LDTs and IVDs in Clinical Trials and in the CLIA Lab

Recent advances in immunotherapy have opened new opportunities to patients with advanced-stage solid tumors. Targeting of co-inhibitory molecules, such as programmed death-1 (PD-1) and its ligand PD-L1, have resulted in unprecedented and lasting responses in patients previously treated with diverse standard therapies.103, 104 IHC-based PD-L1 testing has been considered as criteria for inclusion in clinical trials, but its evaluation has not been well defined and assays show wide variability and subjective interpretation. Moreover, the specificity and reproducibility of commercially available antibodies has not been assessed.45, 105, 106 Several ‘positivity’ cut-points have been proposed and used in different tumor elements.103 Although PD-L1 membranous positivity in more than 5% of tumor cells was found to have predictive value in the first reports, some negative cases still exhibited response.104 Other trials have used other criteria for positivity including distinguishing stroma and epithelial staining, and using trial-specific cut-points. Although there is justified fear of depending on LDTs as companion diagnostic tests, it is not clear that specific labeling and FDA-cleared IVD tests will be the solution. Current immune checkpoint trials are using highly variable and drug-specific cut-points, and vendor-specific labs and tests. It is possible that specific drugs may be approved with ‘labeling’ for companion diagnostic assays that have different requirements and different cut-points. This scenario emphasizes the need for standardization in IHC-based testing.
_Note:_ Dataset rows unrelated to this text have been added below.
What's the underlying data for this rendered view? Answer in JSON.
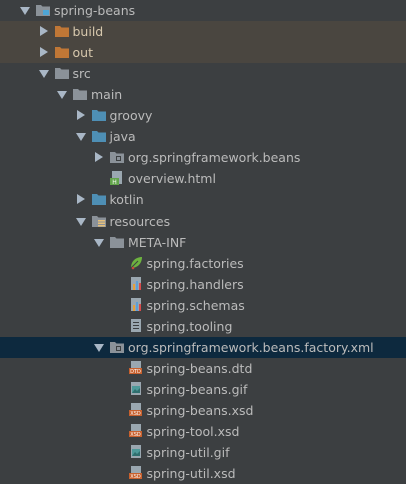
{
  "colors": {
    "background": "#3c3f41",
    "selected_row": "#0d293e",
    "excluded_row": "#4a4640",
    "folder_brown": "#c07736",
    "folder_blue": "#4e8fb5",
    "folder_gray": "#8b9299"
  },
  "tree": {
    "items": [
      {
        "label": "spring-beans",
        "depth": 0,
        "expanded": true,
        "icon": "module-folder-icon"
      },
      {
        "label": "build",
        "depth": 1,
        "expanded": false,
        "icon": "excluded-folder-icon"
      },
      {
        "label": "out",
        "depth": 1,
        "expanded": false,
        "icon": "excluded-folder-icon"
      },
      {
        "label": "src",
        "depth": 1,
        "expanded": true,
        "icon": "folder-icon"
      },
      {
        "label": "main",
        "depth": 2,
        "expanded": true,
        "icon": "folder-icon"
      },
      {
        "label": "groovy",
        "depth": 3,
        "expanded": false,
        "icon": "source-folder-icon"
      },
      {
        "label": "java",
        "depth": 3,
        "expanded": true,
        "icon": "source-folder-icon"
      },
      {
        "label": "org.springframework.beans",
        "depth": 4,
        "expanded": false,
        "icon": "package-icon"
      },
      {
        "label": "overview.html",
        "depth": 4,
        "icon": "html-file-icon"
      },
      {
        "label": "kotlin",
        "depth": 3,
        "expanded": false,
        "icon": "source-folder-icon"
      },
      {
        "label": "resources",
        "depth": 3,
        "expanded": true,
        "icon": "resources-folder-icon"
      },
      {
        "label": "META-INF",
        "depth": 4,
        "expanded": true,
        "icon": "folder-icon"
      },
      {
        "label": "spring.factories",
        "depth": 5,
        "icon": "spring-leaf-icon"
      },
      {
        "label": "spring.handlers",
        "depth": 5,
        "icon": "properties-file-icon"
      },
      {
        "label": "spring.schemas",
        "depth": 5,
        "icon": "properties-file-icon"
      },
      {
        "label": "spring.tooling",
        "depth": 5,
        "icon": "text-file-icon"
      },
      {
        "label": "org.springframework.beans.factory.xml",
        "depth": 4,
        "expanded": true,
        "icon": "package-icon",
        "selected": true
      },
      {
        "label": "spring-beans.dtd",
        "depth": 5,
        "icon": "dtd-file-icon"
      },
      {
        "label": "spring-beans.gif",
        "depth": 5,
        "icon": "image-file-icon"
      },
      {
        "label": "spring-beans.xsd",
        "depth": 5,
        "icon": "xsd-file-icon"
      },
      {
        "label": "spring-tool.xsd",
        "depth": 5,
        "icon": "xsd-file-icon"
      },
      {
        "label": "spring-util.gif",
        "depth": 5,
        "icon": "image-file-icon"
      },
      {
        "label": "spring-util.xsd",
        "depth": 5,
        "icon": "xsd-file-icon"
      }
    ]
  }
}
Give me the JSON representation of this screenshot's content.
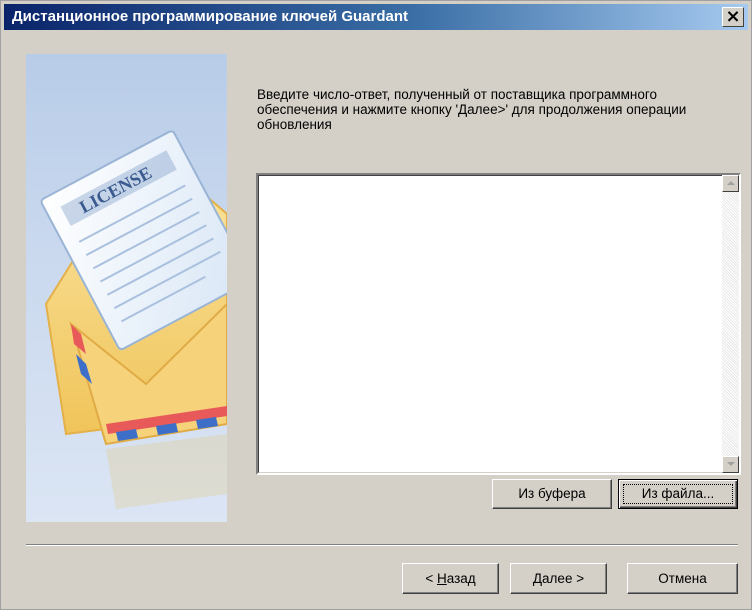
{
  "window": {
    "title": "Дистанционное программирование ключей Guardant",
    "close_glyph": "×"
  },
  "side_image": {
    "license_label": "LICENSE"
  },
  "instruction": "Введите число-ответ, полученный от поставщика программного обеспечения и нажмите кнопку 'Далее>' для продолжения операции обновления",
  "answer_field": {
    "value": ""
  },
  "buttons": {
    "from_buffer": "Из буфера",
    "from_file": "Из файла...",
    "back_prefix": "< ",
    "back_accel": "Н",
    "back_rest": "азад",
    "next_accel": "Д",
    "next_rest": "алее >",
    "cancel": "Отмена"
  },
  "colors": {
    "title_start": "#0a246a",
    "title_end": "#a6caf0",
    "dialog_bg": "#d4d0c8"
  }
}
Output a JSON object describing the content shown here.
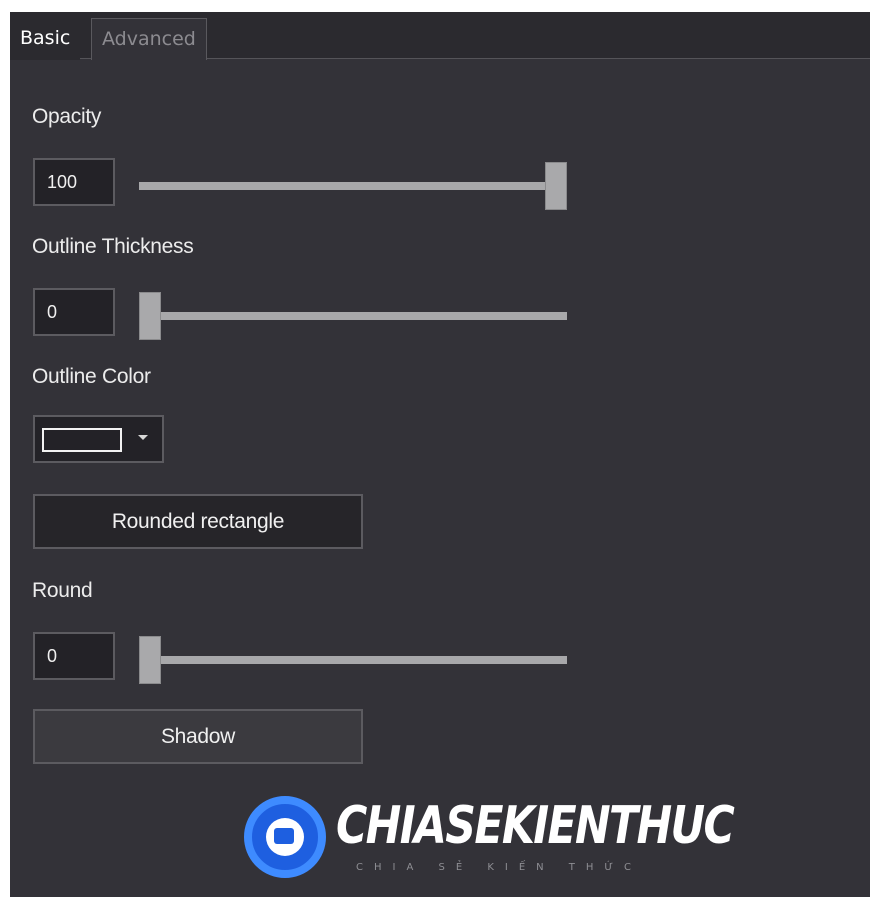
{
  "tabs": [
    {
      "label": "Basic",
      "active": true
    },
    {
      "label": "Advanced",
      "active": false
    }
  ],
  "opacity": {
    "label": "Opacity",
    "value": "100",
    "slider_fraction": 1.0
  },
  "outline_thickness": {
    "label": "Outline Thickness",
    "value": "0",
    "slider_fraction": 0.0
  },
  "outline_color": {
    "label": "Outline Color",
    "swatch_color": "#232227"
  },
  "rounded_rectangle_button": {
    "label": "Rounded rectangle"
  },
  "round": {
    "label": "Round",
    "value": "0",
    "slider_fraction": 0.0
  },
  "shadow_button": {
    "label": "Shadow"
  },
  "watermark": {
    "text": "CHIASEKIENTHUC",
    "subtext": "CHIA SẺ KIẾN THỨC"
  },
  "colors": {
    "panel_bg": "#333238",
    "input_bg": "#232227",
    "slider": "#a8a8aa",
    "logo_blue": "#1e5fe0"
  }
}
The solution to this problem is not clear. IHC for EGFR failed as a companion diagnostic test in the past for Erbitux.107 In the case of the MET IHC test, it is possible that its subjectivity or limited reproducibility contributed to the recent failure of the MetMab phase 3 trial.42 These mishaps suggest that, in the future, pathologists and oncologists will need to move to objective testing to attempt to take protein measurement to a point where it can be used as a reliable companion diagnostic test. Standardization and measurement are also likely to be important as target molecules such as mRNAs and other small noncoding RNAs enter the predictive biomarker field. One possible solution is the use of QIF. It is capable of objective, multiplexed interrogation of routine FFPE tissues and can accommodate rigorous standardization. Thus, we believe it has the potential to be used to develop next-generation companion diagnostic tests. QIF has been used to predict response to therapy25, 93, 108 and accomplish objective and reproducible assay validation.93 However, resistance to adopt QIF has historically prevented the use of these tests in routine CLIA lab settings. To date, QIF has been introduced in a couple of diagnostics labs (Genoptix and Clarient/GE), but with limited market uptake. It will be interesting to see whether QIF will advance to prominence for tissue-based companion diagnostics, or if other technologies with similar potential for standardization and quantification48, 49, 109 will fill the need for precision tissue-based research and diagnostics.

CONCLUSION

QIF allows objective, in situ interrogation of biomolecules in tissues. This method can be coupled to immune- and oligonucleotide-based assays to detect analytes at the protein and RNA levels. As a recently available LDT in the CLIA lab context, QIF has proven to be a unique tool for assay validation/standardization and investigation of relevant targets for research and clinical purposes. As pathology and oncology move from qualitative to quantitative, and as measurement of biomarkers demands accuracy and precision, new test methods will need to be adopted. It will be interesting to follow these developments over the next few years. One possibility is that IHC will be relegated to a binary qualitative test and other modalities like mRNA by RT-PCR or Nanostring will be used for companion diagnostic testing. However, it is also possible that the drive to quantification will elevate IHC in the form of QIF to bring protein assessment to the quantitative level needed for reproducible companion diagnostic tests.